Alexandre Martinez, Yoann Cotelle, Aix-Marseille University, CNRS, France, and colleagues have developed a chiral molecular switch based on a CTV unit, in which the chirality inversion is controlled by the solvent (pictured below). The team built a hemicryptophane in three synthetic steps, starting with the nucleophilic addition of vanillyl alcohol to p-dibromoxylylene, followed by a triple Friedel-Crafts reaction and a reaction with benzenetriimide to close the cage.

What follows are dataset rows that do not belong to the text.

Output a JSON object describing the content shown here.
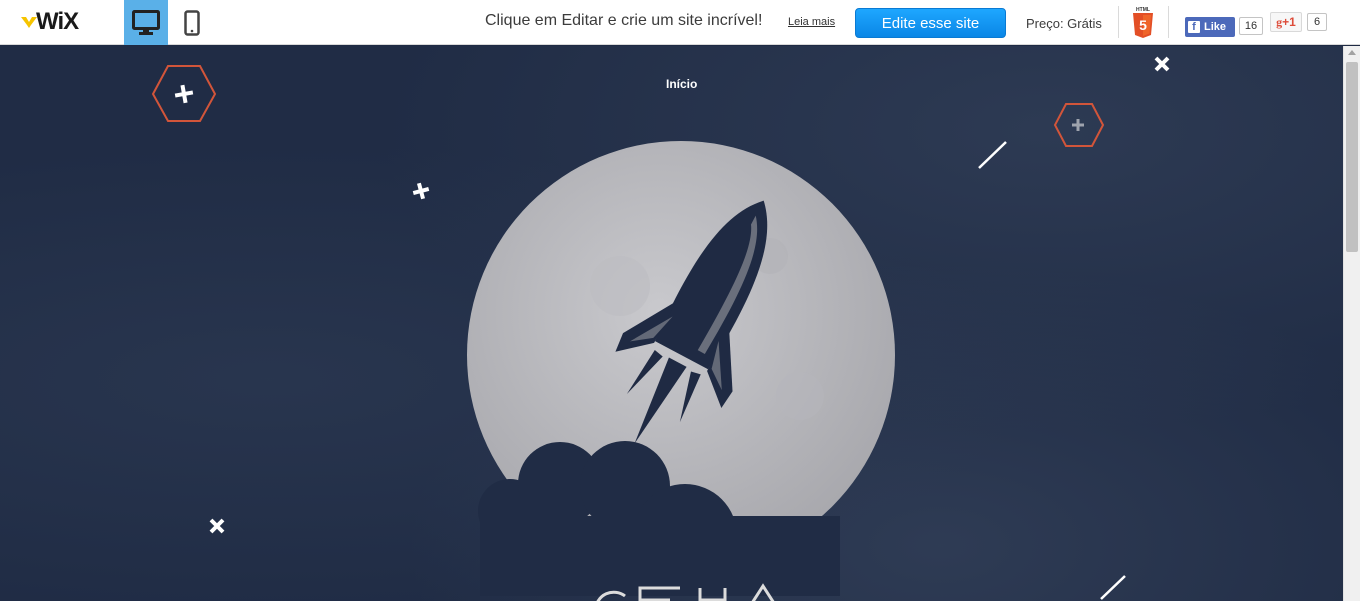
{
  "topbar": {
    "logo_text": "WiX",
    "promo_text": "Clique em Editar e crie um site incrível!",
    "read_more": "Leia mais",
    "edit_button": "Edite esse site",
    "price": "Preço: Grátis",
    "fb_like": "Like",
    "fb_count": "16",
    "gplus_label": "+1",
    "gplus_count": "6",
    "icons": [
      "wix-logo-icon",
      "desktop-view-icon",
      "mobile-view-icon",
      "html5-icon",
      "facebook-icon",
      "google-plus-icon"
    ]
  },
  "site": {
    "nav": {
      "home": "Início"
    }
  },
  "colors": {
    "background": "#202c45",
    "moon": "#b9b9bd",
    "accent_orange": "#d2553a",
    "edit_button": "#0a86e6",
    "desktop_view_active": "#5ab0e8"
  }
}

The resulting product has a large cavity, which allows the CTV to switch between two configurations: Bulky aromatic solvents, such as 2-t-butylphenol, favor an “in” configuration with an “imploded” cage by desolvating the cavity (pictured below on the left). Smaller polar aprotic solvents, such as acetone, can enter the cavity and favor the “out” configuration (pictured below on the right). This can be used to reversibly switch the chirality of the cage.

 

 

Overall, the work shows how solvents can induce drastic changes in the cavity of a molecular cage. It also demonstrates that CTVs could be useful for stimuli-responsive molecular machines.